Blessed Earth deploys a similar technique, but only briefly. More often it’s more like sound design than composition, particularly in the first two movements. That’s not meant as a slight. Adams, was introduced by narrator Charlotte Blake Alston, is a smart judge of the listener’s emotional clock, and those first two movements — “A Brief Descent into Deep Time” and a “A Weeping of Doves” — set up something wondrous. Their monotony and asceticism give way to a movement of great poignance. In “Night Shining Clouds,” the strings outline a kind of spare ghost melody.
Adams’ colorful use of percussion and his sense of theater and spatial exploration — he places some instrumentalists out in the house — make the composer in this piece something of a musical cousin to George Crumb. Mahler is a reference point in “Aria of the Ghost Bird,” which here featured the astonishingly beautiful soprano voice of Meigui Zhang in a wordless part. Piccolo and bells, heard through an open door from Verizon Hall’s acoustic chamber, ended the piece in a wispy moment suggesting the promise of regeneration.
Philadelphia’s Crossing choir also astonished with its accuracy and trademark purity of sound. The group’s leader, Donald Nally, was called upon to lead the performance — giving him an unexpected Philadelphia Orchestra conducting debut — after orchestra music director Yannick Nézet-Séguin called in sick. With economical but effective gestures, he was an ideal advocate for this music, and especially so in those moments when Adams’ writing called for something more expressive.

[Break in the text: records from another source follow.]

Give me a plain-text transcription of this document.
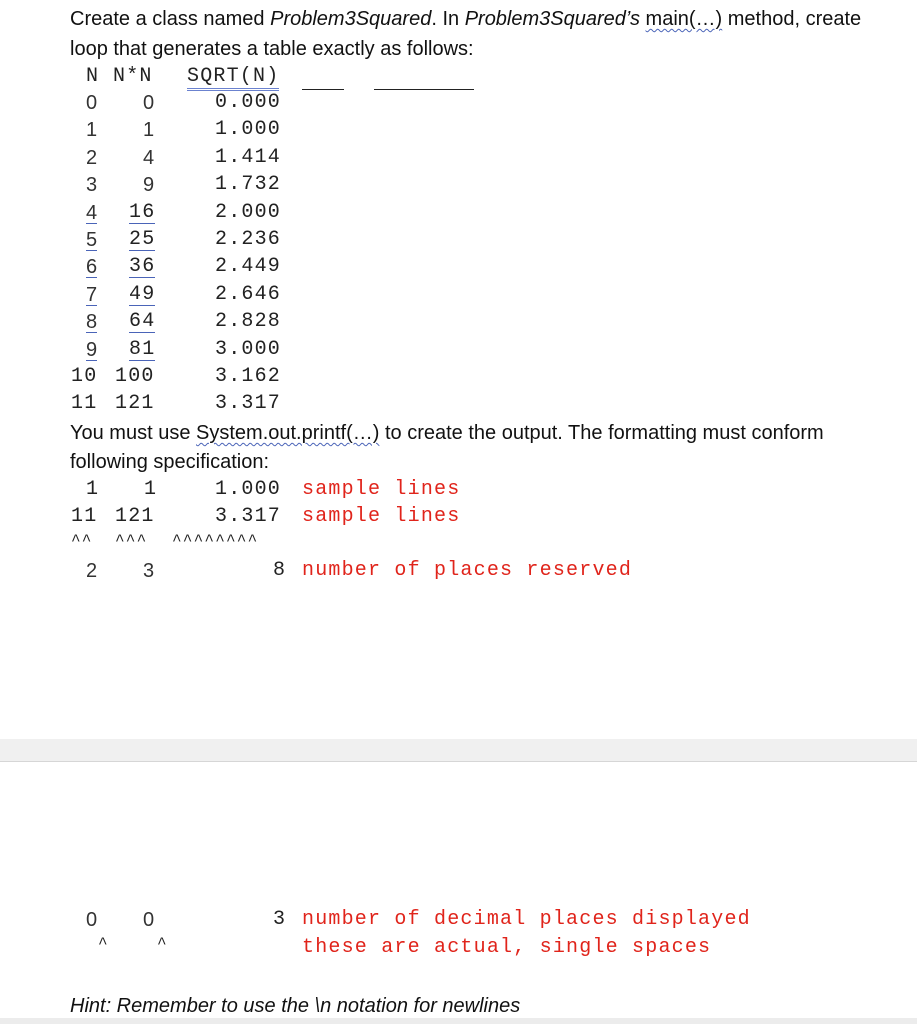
Create a class named Problem3Squared. In Problem3Squared’s main(…) method, create
loop that generates a table exactly as follows:
N N*N SQRT(N)
0 0	0.000
1 1	1.000
2 4	1.414
3 9	1.732
4 16	2.000
5 25	2.236
6 36	2.449
7 49	2.646
8 64	2.828
9 81	3.000
10 100	3.162
11 121	3.317
You must use System.out.printf(…) to create the output. The formatting must conform
following specification:
1 1	1.000 sample lines
11 121	3.317 sample lines
^^ ^^^ ^^^^^^^^
2 3	8 number of places reserved
0 0	3 number of decimal places displayed
^	^	these are actual, single spaces
Hint: Remember to use the \n notation for newlines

The surround-sound sensation of the piece was so vivid you wished the instrumentalists out in the hall had kept their spots for Stravinsky’s The Rite of Spring. But musicians do need to hear each other, particularly in a piece for as many players as this one, and so the stage it was. Marin Alsop conducted the work with energy and clarity, though you sensed that there might be an even sharper performance in its future.
Additional performances: Saturday at 8 p.m. and Sunday at 2 p.m. in Verizon Hall, Broad and Spruce Streets. Tickets are $10-$168. philorch.org, 215-893-1999.